Trying to navigate myself across the expanse of Clapham Common, clutching Google Maps like a modern-day David Livingstone, The Dairy proved quite an elusive target. Although it sits overlooking the Common, there always appeared to be a tree or a lamp-post along the line-of-sight where I expected it to be. Google Maps was telling me I was practically opposite, but all I could see was a road-sign, until the very last moment, when its frontage suddenly emerged.
It’s a narrow spot, yet the room stretches into a murky darkness; after half-an-hour of bright sunshine and verdant scenery, it felt like crawling into a cave. It was midday, few tables were taken, but I was immediately affronted by very loud music reverberating around this confined space. The Dairy certainly captures the London food zeitgeist: bone marrow, distressed furniture, rooftop vegetable garden, small plates, seasonal food, cool playlists, and unusual crockery. (Most dishes, including the butter, were served on huge slabs of rock. Caveman crockery served in a cave. Three weeks serving in a place like this, and one could easily apply for the British Olympic weightlifting team).
The lunch-time deal, £25 for four courses from the menu, was stunning. I could tell you about the other three courses, not to mention the warm sourdough loaf (whose crust breaks crisply to release a delightful puff of steam and the enticing moist bread underneath) served with bone marrow butter. I could tell you about the Brie-de-meaux melting on toast, drizzled in acacia honey and truffled flakes. Or the Onglet that was umami on a plate, lusciously smothered in savoury blue cheese sauce, neatly offset by sweet but tangy (balsamic?) cubes of butternut squash.
And for desert, don’t get me started on the salted caramel chocolate composition whose cocoa-charged hit was like being steam-rollered by a chocolate tractor, before lovingly catching you on a pillow of homely malted barley ice-cream: sweet, bitter, salty, earthy and creamy all beautifully balanced.
No, I want to talk about peas. This was the dish that kicked my arse and got me to write a blog. I mean, I do like peas. Who doesn’t? Accompanying a fish-finger buttie, this constitutes my perfect TV dinner. But I never thought I could be so wowed by a dish where peas are the main event. Big fat green globules, their skins taught, the gentlest of bites bursting their Spring loveliness inside my mouth.

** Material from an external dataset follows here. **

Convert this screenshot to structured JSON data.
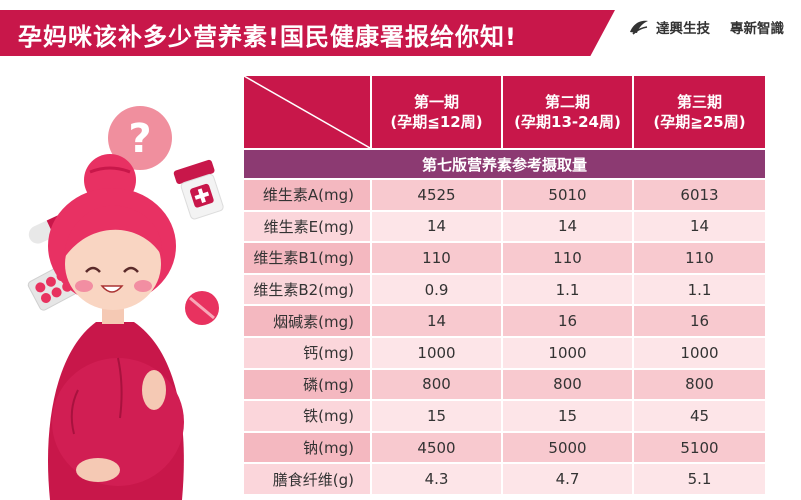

But this is just the beginning. Nestled higgleldy-piggledly on the plate lay crunchy herbaceous slivers of celery, the smoothest of pea purees, chewy jellied citrus hits, cool shavings of iced mint, and crunchy nutty toasted breadcrumbs. I didn’t know which way to turn, every combination melding so beautifully and surprisingly together, tears formed in my eyes. The balance of flavour, texture, colour and temperature was phenomenal. It was late-Spring on a plate.